Is np-complete an equivalence class?

Question

So, there are multiple possible definitions of "np-complete", two of which being:

1. A decision problem $L$ is np-complete if and only if: $L \in \text{NP}$ and $\forall L' \in \text{NP}: L' \preceq_{p} L$

2. A decision problem $L$ is np-complete if and only if: $L \in \text{NP}$ and there exists a np-complete problem $L \in \text{NP}$ such that: $L' \preceq_{p} L$

My question is, why are those two definitions equivalent, or put differently, (why) is np-complete an equivalence class?

If it is an equivalence class I can understand equivalence of the above two definitions, but I fail to see why this is the case, since the (one-to-many) poly-time reduction $\preceq_{p}$ is not symmetric... :-/

Answer 1

The second definition isn't valid, since it's self-referential. Given the first definition, the second statement is an easy theorem that follows from the first definition.

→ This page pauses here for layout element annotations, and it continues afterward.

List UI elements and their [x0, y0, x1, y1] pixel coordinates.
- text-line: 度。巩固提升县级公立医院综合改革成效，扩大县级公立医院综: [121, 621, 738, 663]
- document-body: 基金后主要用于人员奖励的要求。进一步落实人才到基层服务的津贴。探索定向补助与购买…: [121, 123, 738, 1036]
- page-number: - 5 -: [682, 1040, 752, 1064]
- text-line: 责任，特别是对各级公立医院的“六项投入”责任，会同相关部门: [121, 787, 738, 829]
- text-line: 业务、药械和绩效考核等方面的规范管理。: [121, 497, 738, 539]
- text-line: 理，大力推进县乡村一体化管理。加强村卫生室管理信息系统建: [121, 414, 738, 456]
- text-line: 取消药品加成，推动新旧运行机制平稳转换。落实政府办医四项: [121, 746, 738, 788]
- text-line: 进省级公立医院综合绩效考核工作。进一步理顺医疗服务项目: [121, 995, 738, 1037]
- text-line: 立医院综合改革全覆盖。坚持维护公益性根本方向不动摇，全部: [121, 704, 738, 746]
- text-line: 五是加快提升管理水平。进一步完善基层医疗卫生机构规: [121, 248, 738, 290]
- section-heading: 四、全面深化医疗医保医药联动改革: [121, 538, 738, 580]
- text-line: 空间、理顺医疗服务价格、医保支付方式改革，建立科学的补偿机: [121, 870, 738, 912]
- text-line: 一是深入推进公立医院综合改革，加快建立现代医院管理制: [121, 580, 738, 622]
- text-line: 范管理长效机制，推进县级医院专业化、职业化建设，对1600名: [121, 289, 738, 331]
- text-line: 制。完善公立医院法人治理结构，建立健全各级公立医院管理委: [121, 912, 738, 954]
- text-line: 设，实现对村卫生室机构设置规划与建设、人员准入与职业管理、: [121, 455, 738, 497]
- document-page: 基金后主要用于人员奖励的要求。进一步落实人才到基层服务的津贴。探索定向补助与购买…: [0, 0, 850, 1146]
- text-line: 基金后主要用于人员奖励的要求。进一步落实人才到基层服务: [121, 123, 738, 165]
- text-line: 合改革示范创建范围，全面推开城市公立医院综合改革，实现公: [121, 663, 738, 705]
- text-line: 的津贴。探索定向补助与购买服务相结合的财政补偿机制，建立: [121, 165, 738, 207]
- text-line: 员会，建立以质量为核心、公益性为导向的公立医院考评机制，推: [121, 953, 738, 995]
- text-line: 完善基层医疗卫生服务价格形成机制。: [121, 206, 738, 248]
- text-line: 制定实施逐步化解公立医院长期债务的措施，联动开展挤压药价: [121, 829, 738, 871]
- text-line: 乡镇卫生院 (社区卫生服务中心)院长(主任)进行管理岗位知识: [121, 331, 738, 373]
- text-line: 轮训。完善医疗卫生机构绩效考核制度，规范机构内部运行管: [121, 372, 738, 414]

Indeed, suppose we define NP-completeness using the first definition. Let's see that the second definition is true.

$\Longrightarrow$ If $L$ is NP-complete then for all $L'$ in NP, $L'$ reduces to $L$. In particular, SAT reduces to $L$. Since SAT is NP-complete by Cook's theorem, there exists an NP-complete problem $L'$ (namely SAT) that reduces to $L$.

$\Longleftarrow$ Suppose $L$ is in NP and some NP-complete problem $L'$ reduces to $L$. We will show that every problem $M$ in NP reduces to $L$, and so $L$ is NP-complete. Given a problem $M$ in NP, since $L'$ is NP-complete, $M$ reduces to $L'$. Since $L'$ reduces to $L$, $M$ also reduces to $L$, and we're done.

The proof used two properties: (1) there exists some NP-complete problem, (2) reducibility is transitive: if $A$ reduces to $B$ and $B$ reduces to $C$ then $A$ reduces to $C$.

Finally, any two NP-complete problems reduce to each other (via the definition), and in this sense they form an equivalence class of the reduction relation.